Cllr Howard explained that the Kilrush home, which was operated by the Sisters of Mercy, had been established in 1922 by Clare County Council to receive, “unmarried, pregnant women from all over the county who were sent there to have their babies”. Following closure of the home, pregnant women from Clare were sent to Sean Ross Abbey in Roscrea, another site where high mortality rates have been recorded.
Cllr Howard said excavation at the Tuam site has opened old wounds and she welcomed the fact that Kilrush has come under the remit of the Government’s Commission of Investigation. Stating that 321 women were admitted to the Kilrush facility and 180 children born there, Cllr Howard said she often wondered what happened to the pregnancies of the other 141 women.
Local historian, Paddy Waldron found that the home closed in 1926 at which point it housed 145 women, in his view it is unsafe to infer death rates from these numbers.
Recalling a motion that she tabled two years ago calling on the local authority to issue an apology for setting up a Mother and Baby Home in the county, Cllr Howard said the local authority and the church had a responsibility for this at that time. “The Mother and Baby Home in Kilrush has never been publicly acknowledged, no memorial was put there and no apology has been issued. That is a shame,” said Cllr Howard as she called on the council to acknowledge and remember the women and their babies and also to apologise for how they were treated by Irish society.

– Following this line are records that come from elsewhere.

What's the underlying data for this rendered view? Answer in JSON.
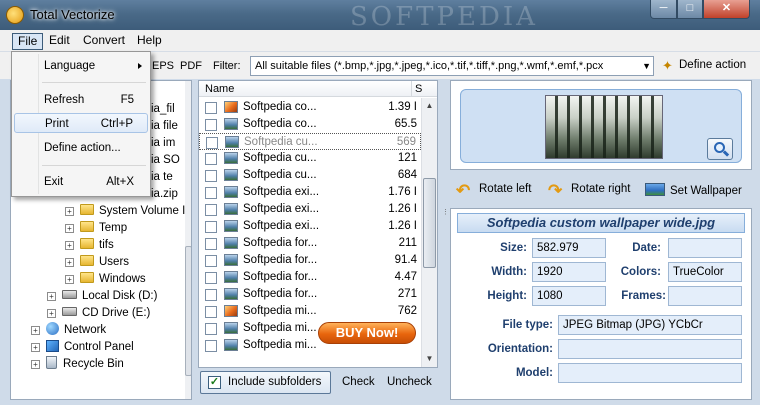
{
  "window": {
    "title": "Total Vectorize",
    "watermark": "SOFTPEDIA",
    "minimize": "─",
    "maximize": "□",
    "close": "✕"
  },
  "menubar": {
    "items": [
      "File",
      "Edit",
      "Convert",
      "Help"
    ]
  },
  "file_menu": {
    "items": [
      {
        "label": "Language",
        "shortcut": ""
      },
      {
        "label": "Refresh",
        "shortcut": "F5"
      },
      {
        "label": "Print",
        "shortcut": "Ctrl+P"
      },
      {
        "label": "Define action...",
        "shortcut": ""
      },
      {
        "label": "Exit",
        "shortcut": "Alt+X"
      }
    ]
  },
  "toolbar": {
    "formats": [
      "EPS",
      "PDF"
    ],
    "filter_label": "Filter:",
    "filter_value": "All suitable files (*.bmp,*.jpg,*.jpeg,*.ico,*.tif,*.tiff,*.png,*.wmf,*.emf,*.pcx",
    "define_action": "Define action"
  },
  "tree": {
    "partial_rows": [
      "ia_fil",
      "ia file",
      "ia im",
      "ia SO",
      "ia te",
      "ia.zip"
    ],
    "folders": [
      "System Volume I",
      "Temp",
      "tifs",
      "Users",
      "Windows"
    ],
    "drives": [
      "Local Disk (D:)",
      "CD Drive (E:)"
    ],
    "roots": [
      "Network",
      "Control Panel",
      "Recycle Bin"
    ]
  },
  "filelist": {
    "col_name": "Name",
    "col_size": "S",
    "rows": [
      {
        "name": "Softpedia co...",
        "size": "1.39 I",
        "icon": "orange"
      },
      {
        "name": "Softpedia co...",
        "size": "65.5",
        "icon": "blue"
      },
      {
        "name": "Softpedia cu...",
        "size": "569",
        "icon": "blue"
      },
      {
        "name": "Softpedia cu...",
        "size": "121",
        "icon": "blue"
      },
      {
        "name": "Softpedia cu...",
        "size": "684",
        "icon": "blue"
      },
      {
        "name": "Softpedia exi...",
        "size": "1.76 I",
        "icon": "blue"
      },
      {
        "name": "Softpedia exi...",
        "size": "1.26 I",
        "icon": "blue"
      },
      {
        "name": "Softpedia exi...",
        "size": "1.26 I",
        "icon": "blue"
      },
      {
        "name": "Softpedia for...",
        "size": "211",
        "icon": "blue"
      },
      {
        "name": "Softpedia for...",
        "size": "91.4",
        "icon": "blue"
      },
      {
        "name": "Softpedia for...",
        "size": "4.47",
        "icon": "blue"
      },
      {
        "name": "Softpedia for...",
        "size": "271",
        "icon": "blue"
      },
      {
        "name": "Softpedia mi...",
        "size": "762",
        "icon": "orange"
      },
      {
        "name": "Softpedia mi...",
        "size": "",
        "icon": "blue"
      },
      {
        "name": "Softpedia mi...",
        "size": "",
        "icon": "blue"
      }
    ]
  },
  "buy_now": "BUY Now!",
  "bottom": {
    "include_subfolders": "Include subfolders",
    "check": "Check",
    "uncheck": "Uncheck"
  },
  "actions": {
    "rotate_left": "Rotate left",
    "rotate_right": "Rotate right",
    "set_wallpaper": "Set Wallpaper"
  },
  "info": {
    "filename": "Softpedia custom wallpaper wide.jpg",
    "size_label": "Size:",
    "size": "582.979",
    "date_label": "Date:",
    "date": "",
    "width_label": "Width:",
    "width": "1920",
    "colors_label": "Colors:",
    "colors": "TrueColor",
    "height_label": "Height:",
    "height": "1080",
    "frames_label": "Frames:",
    "frames": "",
    "file_type_label": "File type:",
    "file_type": "JPEG Bitmap (JPG) YCbCr",
    "orientation_label": "Orientation:",
    "orientation": "",
    "model_label": "Model:",
    "model": ""
  }
}
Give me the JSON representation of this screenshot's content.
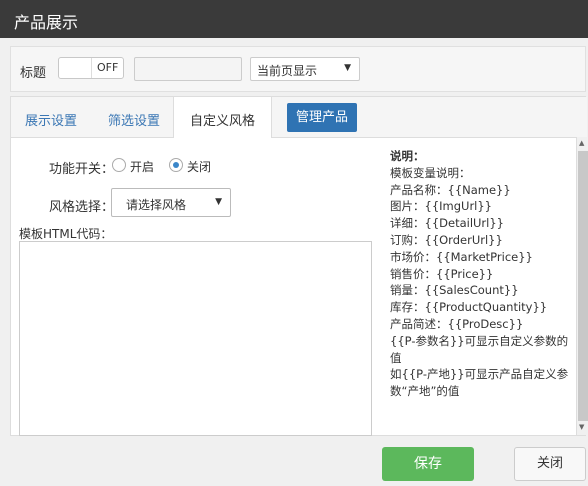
{
  "window": {
    "title": "产品展示"
  },
  "toolbar": {
    "title_label": "标题",
    "switch_state": "OFF",
    "title_value": "",
    "display_select": "当前页显示"
  },
  "tabs": [
    {
      "label": "展示设置"
    },
    {
      "label": "筛选设置"
    },
    {
      "label": "自定义风格"
    }
  ],
  "manage_button": "管理产品",
  "form": {
    "feature_switch_label": "功能开关：",
    "radio_on": "开启",
    "radio_off": "关闭",
    "selected": "关闭",
    "style_label": "风格选择：",
    "style_select": "请选择风格",
    "template_label": "模板HTML代码：",
    "template_value": ""
  },
  "help": {
    "heading": "说明：",
    "lines": [
      "模板变量说明：",
      "产品名称：{{Name}}",
      "图片：{{ImgUrl}}",
      "详细：{{DetailUrl}}",
      "订购：{{OrderUrl}}",
      "市场价：{{MarketPrice}}",
      "销售价：{{Price}}",
      "销量：{{SalesCount}}",
      "库存：{{ProductQuantity}}",
      "产品简述：{{ProDesc}}",
      "{{P-参数名}}可显示自定义参数的",
      "值",
      "如{{P-产地}}可显示产品自定义参",
      "数“产地”的值"
    ]
  },
  "footer": {
    "save": "保存",
    "close": "关闭"
  },
  "colors": {
    "titlebar": "#3a3a3a",
    "primary": "#2f73b3",
    "save": "#5cb85c"
  }
}
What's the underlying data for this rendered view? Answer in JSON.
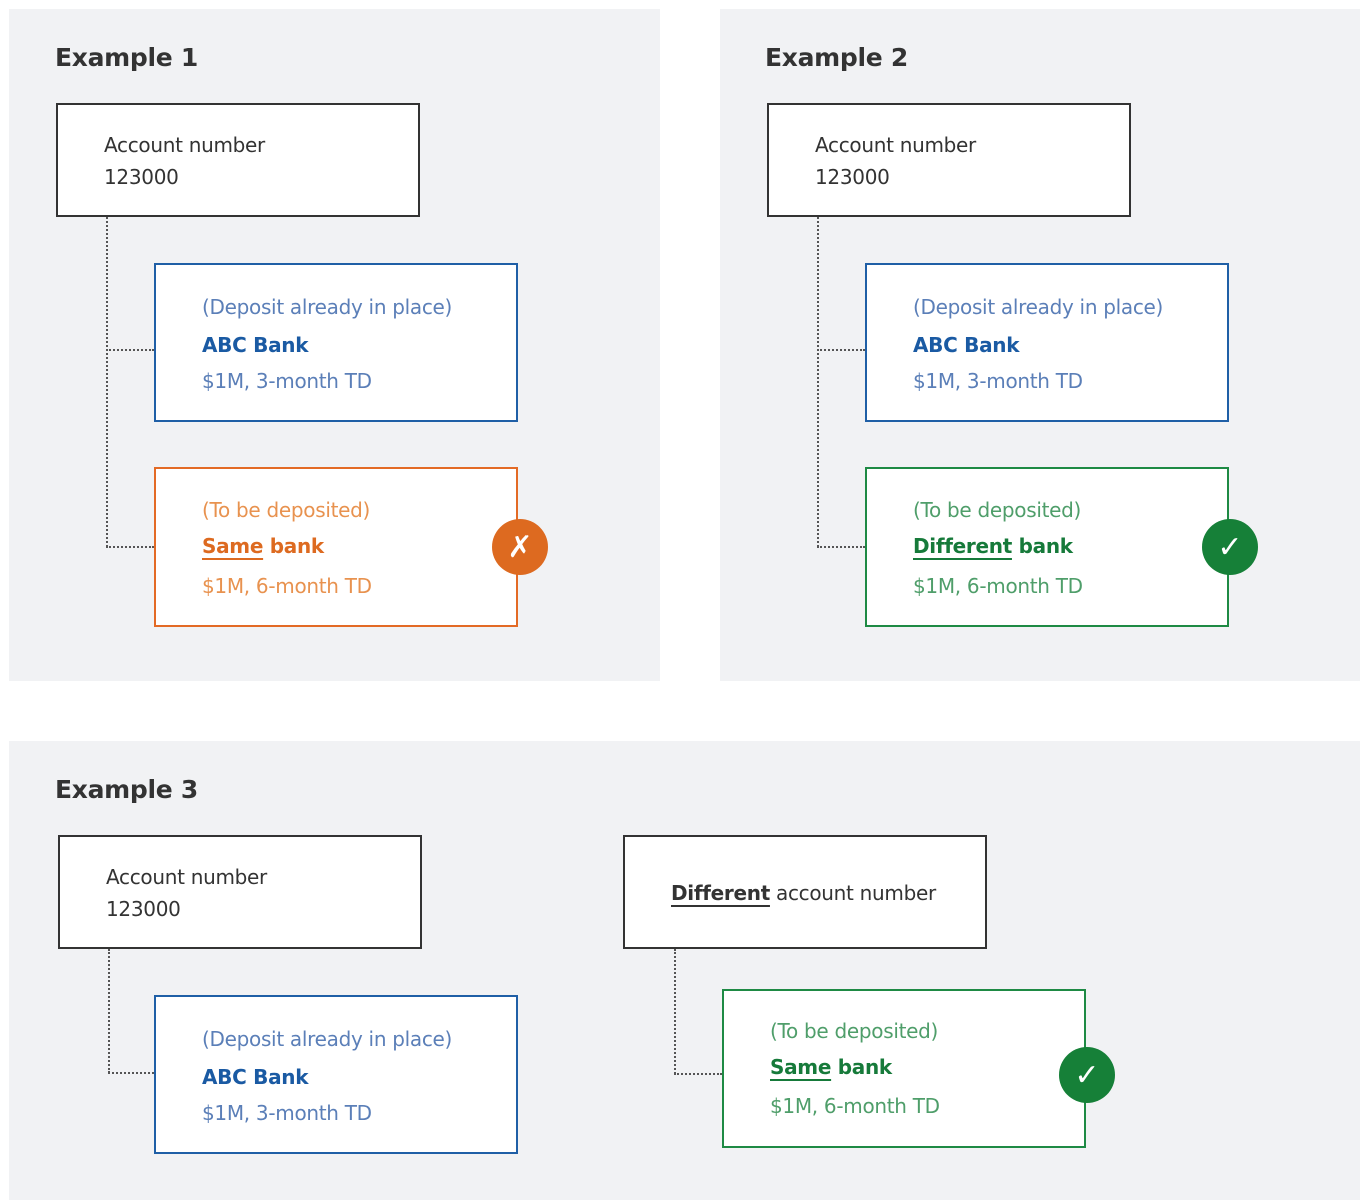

Cllr Howard believes a truth and reconciliation forum should be set up in the county involving Clare County Council, the church and other relevant parties. If this happened, she believes more stories would emerge. “These girls didn’t get pregnant on their own, these babies had fathers, but it was the “fallen girls” who were put into these homes. The Irish Government even put out a diktat to the UK that if any Irish girl arrived they should be sent back into these homes.”
Contributing to the motion, Cllr Ann Norton said Clare County Council should erect a plaque to the memory “of these mothers and babies from our own county”. She added, “It was horrific the way society treated young girls when they got pregnant. Their babies were taken from them and sent to other countries. It must have been heartbreaking and very distressing”. Also, she said, the number of babies who died during that time and were buried in unidentified mass graves should never be forgotten. “It is something that we as a country should be ashamed of.”
Adding his support, Cllr Johnny Flynn acknowledged that Fianna Fáil councillor Pat Daly had offered a public apology for what happened in this home when he was mayor of the county. “It was a very sad and a very cruel period in our history,” he said.
Clare County Council CEO Pat Dowling said he shared the same concerns as those expressed by councillors. He suggested that the issue of erecting a plaque should be referred to the recently formed Memorials Committee for consideration. Cllr Mary Howard welcomed the response from the chief executive and said it is important to deal with this issue quickly.